A platform? This would also be known as a marketing scheme. Writers must have a big footprint in traditional and non-traditional media! Several of the presenters, with straight faces, asked:
- Do you already have a radio talk show or podcast that is popular?
- How many times have MSNBC or FOX News asked for your expert commentary?
- Do you have a Huffington Post blog based on your tell-all political novel where the names were changed to protect the guilty?
A “platform” applies to both fiction and non-fiction writers. Literary agents and publishers want writers to demonstrate they already have a built-in audience. What’s the likelihood that people will “buy” what a writer publishes before the writer publishes? It’s not about answering, “Does the chicken or egg come first?” Instead, the expectation seems: have scrambled eggs and fried chicken. . . now! How many Twitter followers do you have? Do your Facebook friends number in the zillions? Have your Instagram pictures titillated only friends or a vast herd of strangers?
Isn’t serving an audience’s voyeuristic longings or social media’s voracious demands rendering—selling out—to a digital Caesar?
Literally, it was my last moment at the writerly weekend gathering that silenced the nagging internalized trumpet calls to, “Become a platform!”
While leaving, with digital expectations heavy on my shoulders, I spied (in a good way) a woman I hadn’t talked with the entire conference.
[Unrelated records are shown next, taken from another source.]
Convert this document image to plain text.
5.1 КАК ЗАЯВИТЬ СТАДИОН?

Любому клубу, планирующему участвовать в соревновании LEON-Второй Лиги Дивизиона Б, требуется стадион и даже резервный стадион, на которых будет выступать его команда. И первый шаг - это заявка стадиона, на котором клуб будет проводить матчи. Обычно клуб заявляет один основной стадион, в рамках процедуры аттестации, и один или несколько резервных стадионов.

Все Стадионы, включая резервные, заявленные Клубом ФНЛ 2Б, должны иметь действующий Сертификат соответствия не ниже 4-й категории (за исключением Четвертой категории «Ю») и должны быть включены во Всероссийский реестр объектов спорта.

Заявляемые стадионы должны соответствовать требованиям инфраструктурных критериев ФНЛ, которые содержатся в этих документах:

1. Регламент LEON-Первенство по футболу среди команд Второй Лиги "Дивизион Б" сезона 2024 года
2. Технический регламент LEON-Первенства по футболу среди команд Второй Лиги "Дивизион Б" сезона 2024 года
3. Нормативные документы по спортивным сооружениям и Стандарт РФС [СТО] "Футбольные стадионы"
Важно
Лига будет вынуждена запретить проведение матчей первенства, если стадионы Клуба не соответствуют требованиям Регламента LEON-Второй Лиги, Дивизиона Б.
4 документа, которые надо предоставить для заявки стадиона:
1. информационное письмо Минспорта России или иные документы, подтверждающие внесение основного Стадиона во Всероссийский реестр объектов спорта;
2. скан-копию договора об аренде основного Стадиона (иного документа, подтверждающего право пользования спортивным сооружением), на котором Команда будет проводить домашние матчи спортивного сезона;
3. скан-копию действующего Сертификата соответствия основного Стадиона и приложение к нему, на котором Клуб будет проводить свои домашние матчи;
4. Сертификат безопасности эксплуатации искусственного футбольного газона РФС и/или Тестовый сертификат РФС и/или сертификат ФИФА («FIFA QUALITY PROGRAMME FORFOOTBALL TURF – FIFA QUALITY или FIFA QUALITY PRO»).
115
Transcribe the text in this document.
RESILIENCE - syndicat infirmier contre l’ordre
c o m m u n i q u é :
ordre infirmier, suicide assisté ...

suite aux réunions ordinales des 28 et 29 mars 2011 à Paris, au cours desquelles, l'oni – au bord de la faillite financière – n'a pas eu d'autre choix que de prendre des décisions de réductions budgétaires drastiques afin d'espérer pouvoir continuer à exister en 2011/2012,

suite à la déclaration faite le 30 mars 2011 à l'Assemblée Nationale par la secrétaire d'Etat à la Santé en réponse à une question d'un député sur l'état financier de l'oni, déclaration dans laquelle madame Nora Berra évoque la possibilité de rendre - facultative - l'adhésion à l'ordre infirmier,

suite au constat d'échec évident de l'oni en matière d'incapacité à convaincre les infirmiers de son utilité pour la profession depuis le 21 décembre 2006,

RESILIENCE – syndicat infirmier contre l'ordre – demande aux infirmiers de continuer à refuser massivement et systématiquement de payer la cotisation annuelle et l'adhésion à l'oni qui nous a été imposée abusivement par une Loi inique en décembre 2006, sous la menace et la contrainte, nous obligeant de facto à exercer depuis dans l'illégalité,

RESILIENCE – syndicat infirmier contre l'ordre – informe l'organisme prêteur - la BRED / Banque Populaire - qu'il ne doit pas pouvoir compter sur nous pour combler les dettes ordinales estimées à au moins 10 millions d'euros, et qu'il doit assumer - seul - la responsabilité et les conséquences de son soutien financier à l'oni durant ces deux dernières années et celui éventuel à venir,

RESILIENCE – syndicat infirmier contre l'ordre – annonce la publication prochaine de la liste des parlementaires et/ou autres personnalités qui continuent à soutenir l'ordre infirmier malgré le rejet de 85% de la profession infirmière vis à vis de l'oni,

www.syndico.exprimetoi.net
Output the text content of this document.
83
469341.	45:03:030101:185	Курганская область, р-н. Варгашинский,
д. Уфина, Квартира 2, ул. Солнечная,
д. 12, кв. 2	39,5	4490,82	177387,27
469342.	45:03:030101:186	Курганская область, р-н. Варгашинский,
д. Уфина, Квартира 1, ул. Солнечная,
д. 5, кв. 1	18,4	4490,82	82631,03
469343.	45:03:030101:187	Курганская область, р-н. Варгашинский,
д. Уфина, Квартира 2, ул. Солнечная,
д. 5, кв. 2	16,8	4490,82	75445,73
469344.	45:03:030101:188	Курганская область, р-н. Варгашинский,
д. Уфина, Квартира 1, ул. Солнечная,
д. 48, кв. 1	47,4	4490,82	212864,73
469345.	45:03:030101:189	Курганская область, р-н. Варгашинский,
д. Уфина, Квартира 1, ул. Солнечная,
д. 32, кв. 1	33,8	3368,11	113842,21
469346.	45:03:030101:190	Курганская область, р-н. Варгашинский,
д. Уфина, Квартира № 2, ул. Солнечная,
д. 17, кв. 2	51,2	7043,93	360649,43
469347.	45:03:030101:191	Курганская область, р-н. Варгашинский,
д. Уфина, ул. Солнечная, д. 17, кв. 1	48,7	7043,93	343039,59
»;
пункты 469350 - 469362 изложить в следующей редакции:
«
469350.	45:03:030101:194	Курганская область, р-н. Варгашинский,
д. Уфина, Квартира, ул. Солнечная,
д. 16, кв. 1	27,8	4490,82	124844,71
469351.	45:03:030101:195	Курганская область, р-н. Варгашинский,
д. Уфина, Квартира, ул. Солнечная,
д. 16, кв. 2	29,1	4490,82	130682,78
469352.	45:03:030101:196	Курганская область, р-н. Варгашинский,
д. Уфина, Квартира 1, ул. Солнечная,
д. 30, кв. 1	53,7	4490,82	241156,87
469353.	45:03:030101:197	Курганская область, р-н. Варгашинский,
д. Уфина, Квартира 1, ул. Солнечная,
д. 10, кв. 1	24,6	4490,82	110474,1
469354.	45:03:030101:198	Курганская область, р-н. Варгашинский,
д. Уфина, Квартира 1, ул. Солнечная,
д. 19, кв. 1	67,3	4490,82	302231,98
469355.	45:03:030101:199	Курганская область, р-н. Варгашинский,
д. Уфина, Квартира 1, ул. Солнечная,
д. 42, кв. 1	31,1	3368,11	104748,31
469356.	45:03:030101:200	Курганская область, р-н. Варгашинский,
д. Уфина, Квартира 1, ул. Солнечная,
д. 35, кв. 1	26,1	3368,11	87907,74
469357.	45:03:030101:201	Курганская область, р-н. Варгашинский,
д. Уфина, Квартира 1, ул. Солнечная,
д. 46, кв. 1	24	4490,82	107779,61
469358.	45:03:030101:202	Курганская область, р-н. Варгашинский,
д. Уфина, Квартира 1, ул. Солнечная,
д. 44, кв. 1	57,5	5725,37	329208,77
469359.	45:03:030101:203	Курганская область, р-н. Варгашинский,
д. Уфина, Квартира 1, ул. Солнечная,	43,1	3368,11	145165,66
We’d both attended several workshops and had eaten at the same tables during the luncheons. I noticed her because she was a near-mirror image of a friend. Indeed, it was unnerving because her hairstyle and clothing choices all reinforced the striking physical similarities.
I decided to mention her doppelganger. So, I stopped and talked. But the moment she replied, two spells were broken for me.
With her Texas accent, she did not at sound like my friend. Doppelganger be gone!
As part of our conversation, I inevitably whined (something I excel at) about all of the pressure to build, maintain, and hype a “platform.” Too much marketing, I groused. Too much emphasis on “selling ourselves,” I complained.
With her Texas accent, she said, “Ah, I don’t worry about that stuff. I just want to learn to write better. I want to focus on how I can improve.”
Me, worry? So much of the time!
I needed her words. As far as I was concerned, she knew Caesar’s role in the scheme of life.
What is truly the most important? Caesar, in all the forms Caesar comes in, will always make demands. Some we will render to, and others we should just ignore.
I picture the spies at the front of a curious crowd, trying to entrap Jesus. And yet, with a coin of the realm in his hand, he declares what is essential.
And I hear a voice, with a soft Texas accent, also saying what is essential for me to remember: “I just want to learn to write better.”
To live better. To serve better. To love better.
What do you want to do better? How will you render to God . . . with hype or hope?